Short-pulse fiber lasers have attracted great interest in numerous fields, including fiber communication, laser medical treatment, bioengineering, and material processing, owing to their compact structure, high efficiency, and robust stability. Physically, mode locking is an effective method to obtain ultrashort pulses, and it can be divided into active mode locking and passive mode locking. Passive mode locking based on saturable absorbers (SAs) has been widely studied. Among the SA materials, two-dimensional (2D) materials, such as graphene, black phosphorus, and molybdenum disulfide (MoS₂), are promising candidates due to their distinctive nonlinear saturable absorption ability, ultrafast recovery rate, and low cost. Plenty of passively mode-locked fiber lasers based on 2D materials have been developed to achieve different operating modes, such as continuous wave, Q-switched mode locking, and continuous wave mode locking by changing the pump power. However, due to the relatively fixed optical absorption characteristics of 2D materials, switchable operating modes of a mode-locked laser system are difficult to achieve without external modulation. The present study reports a novel kind of electro-optic modulator that is composed of graphene oxide (GO) and polystyrene (PS) microspheres and exhibits adjustable absorption characteristics under the action of an external electric field. The designed modulator, with a high optical transmission capability, enables electrically modulated fiber lasers to be switched among various operating modes, including continuous wave, Q-switched mode locking, and continuous wave mode locking. The proposed basic strategy and findings are expected to facilitate the design of new switchable ultrashort-pulse lasers based on electro-optic modulators.

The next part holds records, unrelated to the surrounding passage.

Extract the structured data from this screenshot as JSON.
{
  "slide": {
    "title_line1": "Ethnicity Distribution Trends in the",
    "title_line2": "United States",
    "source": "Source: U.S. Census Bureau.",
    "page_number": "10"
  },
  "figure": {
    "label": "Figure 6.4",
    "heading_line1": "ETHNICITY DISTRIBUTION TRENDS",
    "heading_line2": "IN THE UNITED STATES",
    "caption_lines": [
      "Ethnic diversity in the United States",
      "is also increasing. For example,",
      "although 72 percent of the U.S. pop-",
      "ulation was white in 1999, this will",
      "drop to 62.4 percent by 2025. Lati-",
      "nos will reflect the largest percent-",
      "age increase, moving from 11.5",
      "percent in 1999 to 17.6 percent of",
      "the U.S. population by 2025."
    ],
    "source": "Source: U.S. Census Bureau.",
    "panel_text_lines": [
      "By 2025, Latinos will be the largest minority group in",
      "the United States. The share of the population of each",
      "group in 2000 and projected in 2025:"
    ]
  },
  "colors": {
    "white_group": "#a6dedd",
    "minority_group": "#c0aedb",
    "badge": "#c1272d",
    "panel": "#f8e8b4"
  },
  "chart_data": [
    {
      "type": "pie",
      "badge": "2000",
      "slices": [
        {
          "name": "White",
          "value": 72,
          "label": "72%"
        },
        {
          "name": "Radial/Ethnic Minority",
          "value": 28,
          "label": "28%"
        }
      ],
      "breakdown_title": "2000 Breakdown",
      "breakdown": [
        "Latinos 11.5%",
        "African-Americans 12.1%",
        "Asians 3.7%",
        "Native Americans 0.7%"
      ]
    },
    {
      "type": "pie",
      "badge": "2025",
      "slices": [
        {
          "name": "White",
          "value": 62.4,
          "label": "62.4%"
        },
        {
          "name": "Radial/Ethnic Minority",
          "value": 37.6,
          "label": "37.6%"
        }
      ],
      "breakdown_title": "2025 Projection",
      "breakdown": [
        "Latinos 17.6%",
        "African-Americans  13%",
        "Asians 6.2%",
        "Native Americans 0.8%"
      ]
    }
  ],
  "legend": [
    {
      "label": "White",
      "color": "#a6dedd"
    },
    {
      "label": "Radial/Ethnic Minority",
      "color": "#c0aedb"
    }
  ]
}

The GO/PS all-fiber capacitive device is mainly prepared on a quartz substrate by the microelectronic printing process, and the main preparation process is presented in Fig. 1. Improving the modulation efficiency of the device requires a straightforward, low-cost, and effective approach in which PS microspheres can enhance the interaction area between the laser and the material by creating a local field to restrict the divergence of the evanescent light. The modulation characteristics of the modulator can be studied by measuring the optical characteristic curve of the device. The results show that the saturated absorption by the GO in the modulator can easily be achieved at 1550 nm when the driving voltage is applied, indicating enhanced optical transmission efficiency. Finally, an all-fiber mode-locked ring laser system is studied and constructed. The operating mode of the laser can be actively switched by integrating the device with the laser system and applying different electrical fields.

This study presents the preparation, characterization, and analysis of a novel all-fiber capacitive device based on the GO/PS composite, which can serve as a saturable absorber in all-fiber mode-locked ring laser systems. Due to the variation of chemical potential and internal carrier concentration of the GO, the optical absorption characteristics of the GO can be adjusted by an external electrical field. The effective interaction area between the GO and the evanescent light is strictly limited by the device specification. For this reason, an effective method of combining the GO with PS microspheres is adopted. According to the principle of optical waveguides, the evanescent light leaked from the fiber is confined to the GO/PS microspheres. A local field is thereby created, ultimately enhancing the effective utilization of the evanescent light. The mode switching of the laser is successfully implemented by changing the driving voltage, and the pulse width of the mode-locked pulse signal is reduced to 20 ps. In addition, the insertion loss of the device is lowered from 2.30 dB to 0.86 dB and the average output power of the laser is increased from 1.09 mW to 1.52 mW by adjusting the amplitude of the applied voltage. The proposed all-fiber capacitive device is expected to further promote the development of switchable pulsed fiber lasers due to its compatibility and high modulation efficiency.